REAL & VERIFIED: the counting closes — 3 tori × 2 strands per X × 2 ends = 12 gates; 3 × 2 directions = 6 forward + 6 back. The three axes: vertical·horizontal = 0 (orthogonal), and the corner-to-corner diagonal meets each at 54.74° — exactly the tetrahedral/NMR magic angle, arccos(1/√3), the body diagonal of a cube. So this isn't three arbitrary rings: it's the cube's symmetry frame, and 12 gates = a cube's 12 edges = 3 directions × 4. The same 12 that gives the chromatic scale and the cuboctahedron its vertices.

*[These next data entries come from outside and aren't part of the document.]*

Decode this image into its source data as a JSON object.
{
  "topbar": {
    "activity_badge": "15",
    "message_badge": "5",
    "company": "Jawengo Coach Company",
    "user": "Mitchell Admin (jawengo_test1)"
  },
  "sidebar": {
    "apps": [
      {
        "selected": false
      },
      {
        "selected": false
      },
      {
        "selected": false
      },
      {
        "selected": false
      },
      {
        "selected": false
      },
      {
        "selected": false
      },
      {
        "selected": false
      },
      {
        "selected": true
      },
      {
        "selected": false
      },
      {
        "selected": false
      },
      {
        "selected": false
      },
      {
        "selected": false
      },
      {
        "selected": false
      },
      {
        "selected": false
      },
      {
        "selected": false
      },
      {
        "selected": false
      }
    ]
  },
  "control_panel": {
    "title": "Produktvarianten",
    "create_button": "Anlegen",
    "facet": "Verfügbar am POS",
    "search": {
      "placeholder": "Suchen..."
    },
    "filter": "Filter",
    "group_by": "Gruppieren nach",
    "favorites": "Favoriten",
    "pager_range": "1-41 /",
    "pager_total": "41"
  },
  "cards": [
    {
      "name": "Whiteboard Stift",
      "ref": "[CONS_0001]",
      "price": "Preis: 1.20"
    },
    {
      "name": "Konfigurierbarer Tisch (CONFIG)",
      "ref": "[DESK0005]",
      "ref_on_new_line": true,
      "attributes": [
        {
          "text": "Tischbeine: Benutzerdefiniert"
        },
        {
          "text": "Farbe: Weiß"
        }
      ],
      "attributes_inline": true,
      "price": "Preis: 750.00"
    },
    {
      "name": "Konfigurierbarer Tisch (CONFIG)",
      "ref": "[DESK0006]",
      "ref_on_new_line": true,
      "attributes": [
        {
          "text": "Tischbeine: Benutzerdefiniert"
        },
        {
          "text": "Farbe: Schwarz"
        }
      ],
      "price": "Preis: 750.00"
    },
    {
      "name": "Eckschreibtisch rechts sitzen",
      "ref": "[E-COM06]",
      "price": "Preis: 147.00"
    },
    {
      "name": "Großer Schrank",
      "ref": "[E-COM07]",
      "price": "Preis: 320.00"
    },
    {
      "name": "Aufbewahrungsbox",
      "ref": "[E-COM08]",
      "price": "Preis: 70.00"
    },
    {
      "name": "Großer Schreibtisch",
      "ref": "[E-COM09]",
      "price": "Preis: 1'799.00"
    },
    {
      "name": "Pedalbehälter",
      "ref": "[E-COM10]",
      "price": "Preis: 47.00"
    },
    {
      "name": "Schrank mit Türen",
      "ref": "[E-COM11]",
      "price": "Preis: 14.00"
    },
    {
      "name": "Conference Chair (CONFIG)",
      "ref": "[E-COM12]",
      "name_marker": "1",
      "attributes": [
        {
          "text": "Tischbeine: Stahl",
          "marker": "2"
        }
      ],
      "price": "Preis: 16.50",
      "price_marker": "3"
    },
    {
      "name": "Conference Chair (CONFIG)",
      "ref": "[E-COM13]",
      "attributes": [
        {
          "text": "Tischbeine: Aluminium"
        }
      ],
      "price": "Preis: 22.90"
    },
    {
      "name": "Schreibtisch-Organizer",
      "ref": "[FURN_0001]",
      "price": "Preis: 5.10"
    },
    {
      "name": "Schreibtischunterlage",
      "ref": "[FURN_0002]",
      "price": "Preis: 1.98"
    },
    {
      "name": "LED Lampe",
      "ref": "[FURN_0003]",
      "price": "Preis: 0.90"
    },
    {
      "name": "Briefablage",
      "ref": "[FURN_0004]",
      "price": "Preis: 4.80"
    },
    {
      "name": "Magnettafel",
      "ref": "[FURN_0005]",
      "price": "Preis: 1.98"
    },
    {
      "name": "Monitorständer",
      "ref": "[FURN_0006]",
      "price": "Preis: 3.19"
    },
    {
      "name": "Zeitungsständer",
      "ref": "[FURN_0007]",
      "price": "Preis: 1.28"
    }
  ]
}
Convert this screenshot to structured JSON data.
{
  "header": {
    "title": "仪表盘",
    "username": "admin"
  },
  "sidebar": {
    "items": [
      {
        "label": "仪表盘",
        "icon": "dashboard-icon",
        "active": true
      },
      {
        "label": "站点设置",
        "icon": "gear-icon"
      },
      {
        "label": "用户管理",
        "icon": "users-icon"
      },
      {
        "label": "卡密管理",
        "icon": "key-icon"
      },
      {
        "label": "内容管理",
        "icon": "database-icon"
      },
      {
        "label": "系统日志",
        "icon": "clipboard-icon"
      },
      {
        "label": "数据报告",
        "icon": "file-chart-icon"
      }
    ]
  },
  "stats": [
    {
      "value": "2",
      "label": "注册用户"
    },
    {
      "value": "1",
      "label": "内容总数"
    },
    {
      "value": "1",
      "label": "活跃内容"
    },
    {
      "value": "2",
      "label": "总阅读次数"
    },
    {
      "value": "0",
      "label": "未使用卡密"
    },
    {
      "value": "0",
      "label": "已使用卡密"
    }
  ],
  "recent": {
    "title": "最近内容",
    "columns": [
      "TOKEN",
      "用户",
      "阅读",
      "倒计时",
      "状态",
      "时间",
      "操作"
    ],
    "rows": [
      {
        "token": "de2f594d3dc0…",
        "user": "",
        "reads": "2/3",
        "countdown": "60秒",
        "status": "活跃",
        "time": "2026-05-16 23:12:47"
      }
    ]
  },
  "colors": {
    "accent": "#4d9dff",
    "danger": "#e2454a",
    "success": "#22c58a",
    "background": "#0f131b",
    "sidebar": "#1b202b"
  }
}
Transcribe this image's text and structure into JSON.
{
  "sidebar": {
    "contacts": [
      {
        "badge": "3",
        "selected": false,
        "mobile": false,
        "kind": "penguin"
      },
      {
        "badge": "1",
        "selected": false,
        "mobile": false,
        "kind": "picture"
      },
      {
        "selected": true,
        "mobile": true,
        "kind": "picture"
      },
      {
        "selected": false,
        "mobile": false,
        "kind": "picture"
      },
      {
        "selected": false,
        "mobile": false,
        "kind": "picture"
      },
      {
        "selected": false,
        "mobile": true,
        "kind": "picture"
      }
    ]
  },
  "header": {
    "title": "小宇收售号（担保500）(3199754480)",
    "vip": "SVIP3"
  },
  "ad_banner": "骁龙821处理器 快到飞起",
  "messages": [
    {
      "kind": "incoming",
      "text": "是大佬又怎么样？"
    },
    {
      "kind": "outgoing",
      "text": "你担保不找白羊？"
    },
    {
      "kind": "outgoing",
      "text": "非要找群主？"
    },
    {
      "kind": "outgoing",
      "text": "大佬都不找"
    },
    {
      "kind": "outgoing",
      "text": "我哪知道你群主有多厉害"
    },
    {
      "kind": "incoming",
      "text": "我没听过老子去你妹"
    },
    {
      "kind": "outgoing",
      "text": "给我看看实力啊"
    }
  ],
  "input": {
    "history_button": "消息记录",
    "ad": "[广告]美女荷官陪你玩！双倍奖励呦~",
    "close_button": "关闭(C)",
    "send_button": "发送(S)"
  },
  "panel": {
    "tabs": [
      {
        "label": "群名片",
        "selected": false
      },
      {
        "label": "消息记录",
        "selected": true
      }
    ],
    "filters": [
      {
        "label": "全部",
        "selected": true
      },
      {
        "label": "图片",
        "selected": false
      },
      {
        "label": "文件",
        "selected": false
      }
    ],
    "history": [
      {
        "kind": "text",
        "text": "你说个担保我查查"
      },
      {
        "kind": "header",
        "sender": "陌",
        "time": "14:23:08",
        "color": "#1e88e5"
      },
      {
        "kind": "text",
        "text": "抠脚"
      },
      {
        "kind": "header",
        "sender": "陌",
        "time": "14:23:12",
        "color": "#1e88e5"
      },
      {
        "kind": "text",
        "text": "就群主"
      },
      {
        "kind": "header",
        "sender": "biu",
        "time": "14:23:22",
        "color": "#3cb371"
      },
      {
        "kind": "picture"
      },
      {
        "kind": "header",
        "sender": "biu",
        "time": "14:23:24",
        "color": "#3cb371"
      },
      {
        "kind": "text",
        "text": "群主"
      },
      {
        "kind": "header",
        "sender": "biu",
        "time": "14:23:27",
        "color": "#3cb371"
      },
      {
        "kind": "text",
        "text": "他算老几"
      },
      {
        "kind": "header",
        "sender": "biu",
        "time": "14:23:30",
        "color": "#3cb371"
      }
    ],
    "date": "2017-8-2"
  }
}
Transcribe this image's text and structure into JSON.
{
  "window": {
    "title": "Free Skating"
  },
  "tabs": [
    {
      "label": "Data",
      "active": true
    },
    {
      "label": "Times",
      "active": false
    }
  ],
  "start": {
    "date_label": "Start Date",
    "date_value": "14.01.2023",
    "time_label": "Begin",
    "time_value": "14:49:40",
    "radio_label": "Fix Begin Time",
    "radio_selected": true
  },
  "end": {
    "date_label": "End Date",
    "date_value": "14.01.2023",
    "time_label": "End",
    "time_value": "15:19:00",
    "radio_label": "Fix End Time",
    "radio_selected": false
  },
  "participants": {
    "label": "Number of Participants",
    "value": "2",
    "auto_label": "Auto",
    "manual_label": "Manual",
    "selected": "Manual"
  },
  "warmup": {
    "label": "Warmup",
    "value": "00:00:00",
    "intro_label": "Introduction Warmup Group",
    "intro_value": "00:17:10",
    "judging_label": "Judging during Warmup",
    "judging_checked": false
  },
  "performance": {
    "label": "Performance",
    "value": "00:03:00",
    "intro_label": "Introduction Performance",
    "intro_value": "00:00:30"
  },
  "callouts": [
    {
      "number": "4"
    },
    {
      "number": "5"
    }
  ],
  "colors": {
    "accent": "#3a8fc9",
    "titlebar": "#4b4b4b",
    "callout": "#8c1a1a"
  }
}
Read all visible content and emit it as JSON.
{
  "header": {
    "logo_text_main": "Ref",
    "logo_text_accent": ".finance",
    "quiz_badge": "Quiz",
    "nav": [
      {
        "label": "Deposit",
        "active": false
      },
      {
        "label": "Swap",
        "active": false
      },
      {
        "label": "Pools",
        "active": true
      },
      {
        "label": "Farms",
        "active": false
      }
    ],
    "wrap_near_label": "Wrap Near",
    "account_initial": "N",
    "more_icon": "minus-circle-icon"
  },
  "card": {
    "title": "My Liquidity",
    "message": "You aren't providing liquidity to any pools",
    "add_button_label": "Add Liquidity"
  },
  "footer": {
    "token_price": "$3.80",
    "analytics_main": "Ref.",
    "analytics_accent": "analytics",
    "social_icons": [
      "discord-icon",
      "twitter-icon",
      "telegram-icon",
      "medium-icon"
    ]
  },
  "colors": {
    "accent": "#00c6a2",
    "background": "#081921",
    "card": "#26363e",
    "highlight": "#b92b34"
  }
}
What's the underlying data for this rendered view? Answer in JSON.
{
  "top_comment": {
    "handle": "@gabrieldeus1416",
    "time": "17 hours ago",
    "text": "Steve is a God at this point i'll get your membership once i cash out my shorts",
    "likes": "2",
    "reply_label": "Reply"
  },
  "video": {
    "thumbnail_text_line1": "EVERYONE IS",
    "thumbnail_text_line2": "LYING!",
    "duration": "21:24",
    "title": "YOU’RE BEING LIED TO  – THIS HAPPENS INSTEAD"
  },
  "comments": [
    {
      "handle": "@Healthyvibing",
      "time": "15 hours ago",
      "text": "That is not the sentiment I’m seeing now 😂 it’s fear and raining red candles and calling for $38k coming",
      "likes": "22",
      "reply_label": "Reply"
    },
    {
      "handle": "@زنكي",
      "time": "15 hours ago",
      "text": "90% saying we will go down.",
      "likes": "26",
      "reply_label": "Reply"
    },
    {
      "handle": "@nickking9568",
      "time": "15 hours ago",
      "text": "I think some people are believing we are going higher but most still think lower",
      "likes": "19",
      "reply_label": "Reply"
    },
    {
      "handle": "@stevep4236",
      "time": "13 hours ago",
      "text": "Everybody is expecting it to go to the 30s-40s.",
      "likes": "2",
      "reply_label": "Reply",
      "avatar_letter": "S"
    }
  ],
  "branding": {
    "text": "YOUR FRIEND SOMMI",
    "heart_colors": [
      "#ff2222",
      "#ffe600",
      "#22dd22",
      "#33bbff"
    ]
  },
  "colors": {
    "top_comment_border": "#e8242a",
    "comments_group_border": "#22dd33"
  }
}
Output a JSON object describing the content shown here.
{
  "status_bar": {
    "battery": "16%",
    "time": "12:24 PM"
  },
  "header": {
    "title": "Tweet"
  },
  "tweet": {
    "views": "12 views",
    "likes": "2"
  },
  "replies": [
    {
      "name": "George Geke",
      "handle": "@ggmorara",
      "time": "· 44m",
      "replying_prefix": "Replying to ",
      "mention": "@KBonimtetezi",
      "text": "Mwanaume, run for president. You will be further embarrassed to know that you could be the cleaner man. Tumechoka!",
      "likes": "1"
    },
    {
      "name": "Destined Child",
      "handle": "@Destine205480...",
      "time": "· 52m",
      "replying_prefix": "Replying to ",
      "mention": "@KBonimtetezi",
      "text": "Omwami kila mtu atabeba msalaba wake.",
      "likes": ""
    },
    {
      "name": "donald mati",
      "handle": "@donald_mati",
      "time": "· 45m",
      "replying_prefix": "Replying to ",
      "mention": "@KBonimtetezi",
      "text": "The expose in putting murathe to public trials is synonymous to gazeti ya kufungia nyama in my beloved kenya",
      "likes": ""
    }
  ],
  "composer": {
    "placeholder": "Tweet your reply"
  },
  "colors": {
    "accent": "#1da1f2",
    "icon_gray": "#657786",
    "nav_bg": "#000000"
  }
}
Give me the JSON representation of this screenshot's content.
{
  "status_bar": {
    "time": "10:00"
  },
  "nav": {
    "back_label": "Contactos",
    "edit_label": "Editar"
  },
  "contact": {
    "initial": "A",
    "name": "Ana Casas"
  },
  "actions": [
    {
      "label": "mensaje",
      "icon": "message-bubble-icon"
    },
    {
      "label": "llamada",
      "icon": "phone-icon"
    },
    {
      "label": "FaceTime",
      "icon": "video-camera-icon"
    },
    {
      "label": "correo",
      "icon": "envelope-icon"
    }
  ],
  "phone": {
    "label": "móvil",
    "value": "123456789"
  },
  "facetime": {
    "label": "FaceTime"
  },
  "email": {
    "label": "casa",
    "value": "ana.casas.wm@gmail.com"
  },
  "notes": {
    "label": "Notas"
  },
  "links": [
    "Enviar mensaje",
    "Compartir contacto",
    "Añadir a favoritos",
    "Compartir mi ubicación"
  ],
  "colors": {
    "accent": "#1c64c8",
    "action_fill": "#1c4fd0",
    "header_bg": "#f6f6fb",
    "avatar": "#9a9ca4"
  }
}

Three mutually-set rings through one center is the classic orthogonal link — the atom glyph, the gyroscope gimbal.

DOESN'T: three perfectly orthogonal rings of equal radius generically intersect rather than link cleanly — a real physical core needs them offset or sized to clear, and true Borromean rings (cut any one, the other two fall apart) can't be built from three flat circles at all; it takes a gentle deformation. The "X" is a projection artifact — down-axis a ring looks like a crossing, from the side it's an ellipse; the gate is real, its X-shape is viewpoint. And self-quadrature's catch from Sheet 11 still rides along, now tripled: more vantages, one builder. The core measures its own phase on three axes and still cannot inspect its own maker. Twelve gates, one hand on the lathe.